Every once-in-a-while, the desire for a new lipstick becomes overwhelming. When this happens, the doors to heaven open up and I find myself on auto-drive to the makeup counter. The choices for colors are nearly paralyzing, and soon half an hour passes and the risk of becoming a permanent fixture in my local Ulta is near its peak.
When I (finally) make a decision I head to check-out. The plastic of my credit card slides to make my purchase – albeit a purchase the size of a tampon that costs more than several meals for a family in a developing country – but I revel in the excitement of a new shade! That glittering coral looks great with my skin.
That purchase, as hot as it made my credit card feel, means that my date tonight will be even hotter. Something about a bold lip color makes a girl feel a little wilder, am I right? And – well – isn’t that what all men want?
But wait a minute. What am I saying? A tube of lipstick makes me sexy? Hold the phone.
Let’s D-E-C-O-N-S-T-R-U-C-T this.
First, let it be said that I enjoy make-up. No duh, right? But I only enjoy it to a point: when that feeling comes that requires a thorough purging of all dirt and disgusting debris from the pores on my face. You know that feeling, right? When you just want to be – clean, no naked. No mascara crunching up your lashes or lipstick making your lips stick together in an uncomfortable, near-glue.
This beauty thing – well – for all of the precision it takes to master eyeliner, it’s really a mess.
After all, what makes something beautiful?
Who decides that it is beautiful?
What – or who – gives it its worth?
If you were to put your name in those sentences, what would they say?
What makes Jennifer beautiful?
Who decides that Jennifer is beautiful?
What/Who gives Jennifer her worth?
This is the struggle that women face. And really men, too, so this becomes more of an issue of how we value those around us, which is far more important than clothes on our back and the product on our lips.
This notion of beauty isn’t anything new. Women – and men – have been modifying their appearances to feel more attractive for millennia. Everything from poisonous masks of lead and vinegar to hair dyes for eyelashes that removed the lashes instead of colored them. Some cosmetic inventions even caused death and a loss of sight. Is this worth it? Forget – for only a minute — the mental stuff wrapped up in beauty and think just about the fact that people have literally kicked the bucket from putting on makeup. All in an effort to be attractive or fit in. Woah! There’s something wrong here.
This isn’t to say – of course – that the tube of lipstick that paints my lips a brilliant coral is inherently “wrong” because it means I’ve given into a societal notion of what “beauty” entails. But – more importantly – maybe I should be looking at the label!

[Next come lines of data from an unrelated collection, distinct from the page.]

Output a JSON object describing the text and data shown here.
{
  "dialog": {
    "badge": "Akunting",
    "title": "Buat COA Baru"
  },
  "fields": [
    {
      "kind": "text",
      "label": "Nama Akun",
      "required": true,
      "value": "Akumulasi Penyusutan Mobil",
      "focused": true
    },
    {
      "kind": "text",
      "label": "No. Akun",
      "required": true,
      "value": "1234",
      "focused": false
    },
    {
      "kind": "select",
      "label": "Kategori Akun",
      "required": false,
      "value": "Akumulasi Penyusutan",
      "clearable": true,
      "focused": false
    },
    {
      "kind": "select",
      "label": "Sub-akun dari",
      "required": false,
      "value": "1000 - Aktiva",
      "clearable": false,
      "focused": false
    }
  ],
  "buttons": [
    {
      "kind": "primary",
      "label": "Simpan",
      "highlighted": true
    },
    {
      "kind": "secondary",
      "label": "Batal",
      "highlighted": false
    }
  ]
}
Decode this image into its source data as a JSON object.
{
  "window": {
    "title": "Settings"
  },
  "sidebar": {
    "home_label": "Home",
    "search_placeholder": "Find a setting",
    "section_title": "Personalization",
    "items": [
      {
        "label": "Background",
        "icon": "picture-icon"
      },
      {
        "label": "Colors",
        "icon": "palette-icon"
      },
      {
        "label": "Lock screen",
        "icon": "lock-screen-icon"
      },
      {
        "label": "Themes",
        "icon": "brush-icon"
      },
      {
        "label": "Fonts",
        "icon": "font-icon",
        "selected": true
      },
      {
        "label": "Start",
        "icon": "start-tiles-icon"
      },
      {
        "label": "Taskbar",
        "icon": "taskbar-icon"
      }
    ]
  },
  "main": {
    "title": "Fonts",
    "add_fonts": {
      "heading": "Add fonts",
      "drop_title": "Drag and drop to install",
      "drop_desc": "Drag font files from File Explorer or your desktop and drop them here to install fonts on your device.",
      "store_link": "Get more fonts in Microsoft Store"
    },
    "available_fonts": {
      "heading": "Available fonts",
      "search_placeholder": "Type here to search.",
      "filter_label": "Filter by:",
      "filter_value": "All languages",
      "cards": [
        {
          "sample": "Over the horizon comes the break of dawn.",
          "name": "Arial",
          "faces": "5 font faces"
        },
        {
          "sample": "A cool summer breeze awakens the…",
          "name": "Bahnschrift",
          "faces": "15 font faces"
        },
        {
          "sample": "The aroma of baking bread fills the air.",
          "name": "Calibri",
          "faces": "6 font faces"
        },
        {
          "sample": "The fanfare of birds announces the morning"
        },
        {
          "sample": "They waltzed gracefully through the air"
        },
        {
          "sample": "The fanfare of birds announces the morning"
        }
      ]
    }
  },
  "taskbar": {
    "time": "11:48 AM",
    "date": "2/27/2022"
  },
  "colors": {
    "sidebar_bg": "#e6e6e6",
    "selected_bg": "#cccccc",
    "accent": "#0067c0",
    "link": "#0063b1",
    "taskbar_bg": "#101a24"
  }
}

Now if we ignore the ingredient listings, maybe we shouldn’t ignore what today’s notion of beauty is saying to us as women.
We all know the tricks to make our waists look slimmer, legs longer, how to apply makeup for a thinner face, cover our freckles, curl our eyelashes, streak our hair, and tan our bodies to hide that pale skin so desirable in the Elizabethan era.
And for whatever doesn’t cinch with Spanx or get covered with concealer, we now own the power to digitally cinch and enhance. This is – in fact – exactly what we see as beautiful in advertisements and celebrity photos. And thanks to recent Photoshop blunders, we’re now able to see that even the elite aren’t perfect.
But that doesn’t keep us from watching celebs for the latest style trends. Is it berry lips or scarlet? Heavy liner or just mascara? Should we even bring up that mascara was developed by a man?
And what is it all for?
To feel good? To look beautiful? To feel desirable? Are my friends really not going to hang out with me if I go bare-faced to the grocery store? Will my husband love me any less? Will Alicia Keys sell fewer records because she’s decided not to wear makeup anymore? The answer, my friends, is a resounding NO. All of these things are pretty doubtful.
So here it is: Wear what you want to wear. Cover what you want to cover. Don’t let others dictate who you are and what you want them to see of you. Some women love makeup. To those of you who embrace the beauty stores with full arms and a high credit limit, go for it! Just check the ingredient label first.
And for those of you who would rather stick your nose in a book than a powder brush, that’s okay, too. You aren’t any less beautiful or any less of a woman for preferring a bare face. You’re in good company.